In conjunction with the COP21 World Climate Summit, of which LVMH is a partner, we asked five CEOs from our different business sectors to talk about the importance of the environment for their respective Houses. Michael Burke, CEO of Louis Vuitton, shares the vision of environmental responsibility that informs all the activities at the leather goods House.
Why is the environment so important for Louis Vuitton?
The transmission of savoir-faire and heritage is one of the pillars of Louis Vuitton. Our values quite naturally inspire us to respect nature, a heritage that belongs to all of humanity and lies at the very source of the beauty and excellence of our products.

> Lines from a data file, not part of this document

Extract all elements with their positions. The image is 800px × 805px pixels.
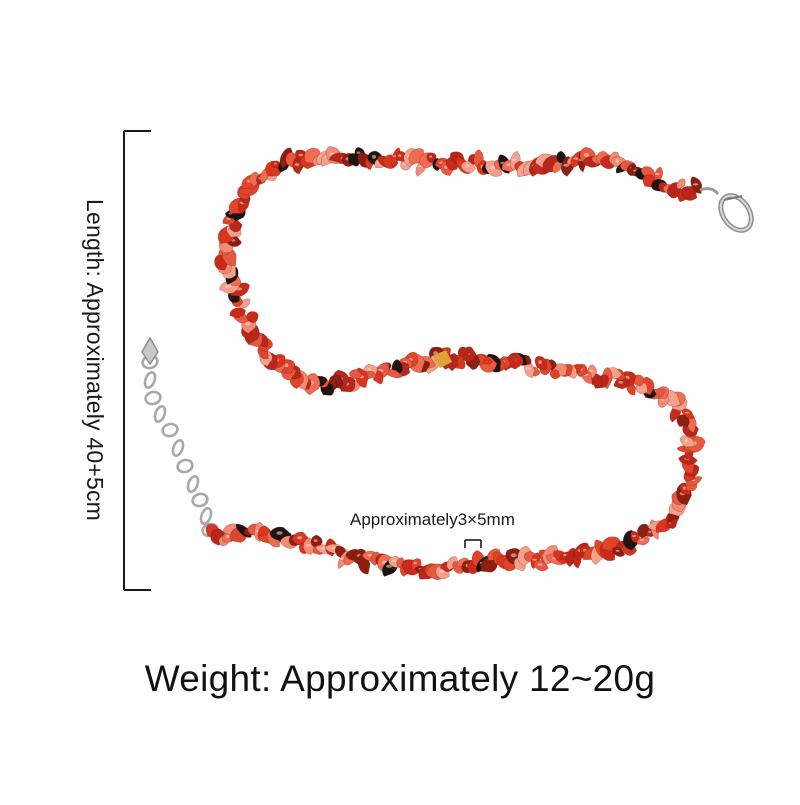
bead-highlight: [655, 173, 660, 175]
bead-highlight: [245, 321, 251, 326]
bead-highlight: [392, 559, 397, 563]
bead-chip: [676, 178, 686, 190]
bead-chip: [640, 166, 656, 179]
bead-highlight: [573, 157, 579, 160]
bead-highlight: [511, 158, 518, 161]
chip-size-bracket-icon: [464, 539, 482, 548]
bead-chip: [552, 160, 562, 174]
bead-highlight: [510, 553, 517, 558]
bead-highlight: [682, 486, 686, 490]
bead-highlight: [615, 549, 620, 552]
bead-highlight: [506, 163, 512, 167]
bead-highlight: [489, 165, 496, 170]
bead-highlight: [297, 536, 303, 540]
chain-link: [143, 371, 157, 389]
bead-highlight: [640, 539, 645, 541]
chain-link: [176, 458, 194, 474]
bead-highlight: [284, 363, 289, 368]
bead-highlight: [531, 558, 537, 561]
chip-size-label: Approximately3×5mm: [350, 510, 515, 529]
weight-label: Weight: Approximately 12~20g: [144, 658, 656, 699]
bead-highlight: [313, 539, 318, 542]
chain-link: [161, 422, 179, 438]
bead-highlight: [563, 163, 570, 167]
bead-chip: [229, 307, 246, 319]
bead-chip: [349, 369, 363, 380]
bead-highlight: [226, 534, 230, 539]
bead-highlight: [273, 162, 277, 165]
chain-link: [186, 475, 200, 493]
bead-highlight: [298, 153, 304, 157]
bead-highlight: [439, 569, 445, 573]
bead-chip: [549, 369, 561, 380]
bead-highlight: [276, 531, 283, 535]
bead-highlight: [294, 163, 300, 166]
bead-highlight: [618, 381, 624, 384]
bead-highlight: [525, 367, 532, 370]
bead-highlight: [538, 360, 542, 365]
bead-highlight: [692, 183, 699, 186]
bead-highlight: [403, 163, 407, 166]
bead-highlight: [385, 564, 393, 568]
bead-chip: [676, 414, 690, 427]
bead-highlight: [225, 284, 232, 288]
length-label: Length: Approximately 40+5cm: [82, 198, 108, 522]
length-bracket-icon: [123, 130, 151, 591]
chain-link: [171, 439, 185, 457]
bead-highlight: [589, 369, 594, 372]
chain-link: [191, 492, 209, 508]
lobster-clasp-icon: [699, 187, 754, 233]
bead-highlight: [615, 159, 620, 163]
bead-highlight: [684, 438, 688, 443]
bead-strand: [205, 146, 706, 581]
bead-highlight: [563, 554, 568, 556]
extender-tail-icon: [141, 336, 159, 366]
bead-highlight: [321, 547, 327, 550]
bead-highlight: [632, 534, 636, 538]
bead-chip: [653, 166, 664, 184]
bead-highlight: [371, 155, 377, 159]
bead-chip: [636, 536, 650, 546]
bead-highlight: [465, 164, 470, 168]
bead-highlight: [583, 153, 590, 157]
bead-highlight: [433, 351, 438, 355]
bead-chip: [681, 408, 695, 419]
bead-chip: [426, 152, 437, 163]
extender-chain-icon: [141, 354, 219, 538]
bead-highlight: [367, 368, 372, 372]
bead-chip: [530, 552, 541, 570]
bead-highlight: [429, 155, 433, 158]
bead-highlight: [648, 531, 652, 533]
bead-chip: [246, 311, 259, 324]
bead-highlight: [398, 154, 402, 157]
bead-highlight: [684, 411, 690, 414]
bead-highlight: [356, 151, 361, 154]
amber-chip: [432, 350, 452, 368]
bead-highlight: [306, 543, 311, 547]
bead-chip: [681, 186, 698, 201]
bead-highlight: [413, 561, 418, 565]
chain-link: [144, 390, 162, 406]
chain-link: [199, 507, 213, 525]
chain-link: [153, 405, 167, 423]
bead-highlight: [367, 554, 373, 557]
bead-highlight: [537, 563, 543, 566]
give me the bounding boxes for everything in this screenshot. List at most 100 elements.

It is abundantly clear to everyone that this respect for nature is fundamental to our enduring success.
Louis Vuitton’s artisans have created pieces designed to be passed on from generation to generation since 1854. At the same time, our Maison is continually innovating today to reduce the impact of our activities on the environment by adopting more responsible practices, spurred by the challenge of achieving ISO 14001 certification for sites.
Since our pioneering carbon audit in 2004 we’ve achieved tangible progress in efficiently managing our consumption of materials and energy, reducing the greenhouse gas emissions generated by transport of our products, as well as in waste management.
Ten years on, this remains a daily priority, led by a central Environment Department that coordinates over 50 correspondents within our different segments and sites. Like travelers engaged with the world, they cascade Louis Vuitton’s environment commitments, ensuring that they mesh with our strategy. There are of course many areas where we can progress further, particularly in terms of eco-design for our products. The issues addressed by the COP21 conference remind us that these efforts are essential. And as a leading luxury house, Louis Vuitton must play an exemplary role, both vis-à-vis the luxury industry and also towards our customers, stakeholders and society as a whole.
Is there one particular initiative Louis Vuitton has taken of which you’re especially proud?
What’s remarkable to start with is seeing the motivation of our teams and employees, who are true eco-citizens when it comes to the environment, proposing an abundance of initiatives that generally spring from simple good sense. This is also a unifying issue that strengthens synergies, because acting responsibly requires coordination across entities to avoid simply transferring emissions to another unit. Plus we should be frank and recognize that ecological practices also save money, particularly if you look at the total cost and long-term benefits.
But to answer your question, I naturally think of a project that both supports our business development and I think illustrates Louis Vuitton’s ambitious commitments to the environment. In November 2013, Louis Vuitton became the first company in the world to earn ISO 14000 environmental management certification for our Leather Goods and Accessories Supply Chain. This proactive initiative ensures that we deploy a supply chain that’s more efficient, that we have the right product at the right place at the right time, all with a reduced environmental impact.
Concretely, the Green Supply Chain project allowed us to set up a range of initiatives that foster a virtuous circle: development of an application for real-time management of the CO2 emissions generated by product transport, reduction of kilometers traveled and volumes shipped and optimized transport packaging. Today, because we’ve made environmental performance an eliminatory criteria in our requests for proposals from transport and logistics providers, we have the means to demand cleaner vehicle fleets and push for deployment of green transportation solutions.
How will the creation of the LVMH Carbon Fund help Louis Vuitton reduce its greenhouse gas emissions?
The results of Louis Vuitton’s first carbon audit made the members of the executive committee aware of the need to take action and make environmental performance a priority for activities that generate the most CO2 emissions, namely transport for our products, the energy consumption of our stores and the design of our products.
Today I view the creation of the Carbon Fund above all as a powerful innovation driver that will help our Maison thrive in the future. Because the fund introduces constraints it creates opportunities for Louis Vuitton to go further with environmental initiatives that have been in place for some time already in order to continue to reduce our carbon footprint. These include expanding electric vehicle deliveries, developing maritime shipping, introducing LED lighting at our sites, etc.
What’s more because creativity is part of Louis Vuitton’s DNA, I’m confident that we’ll invent alternative solutions for products that are more desirable than ever for a more sustainable world.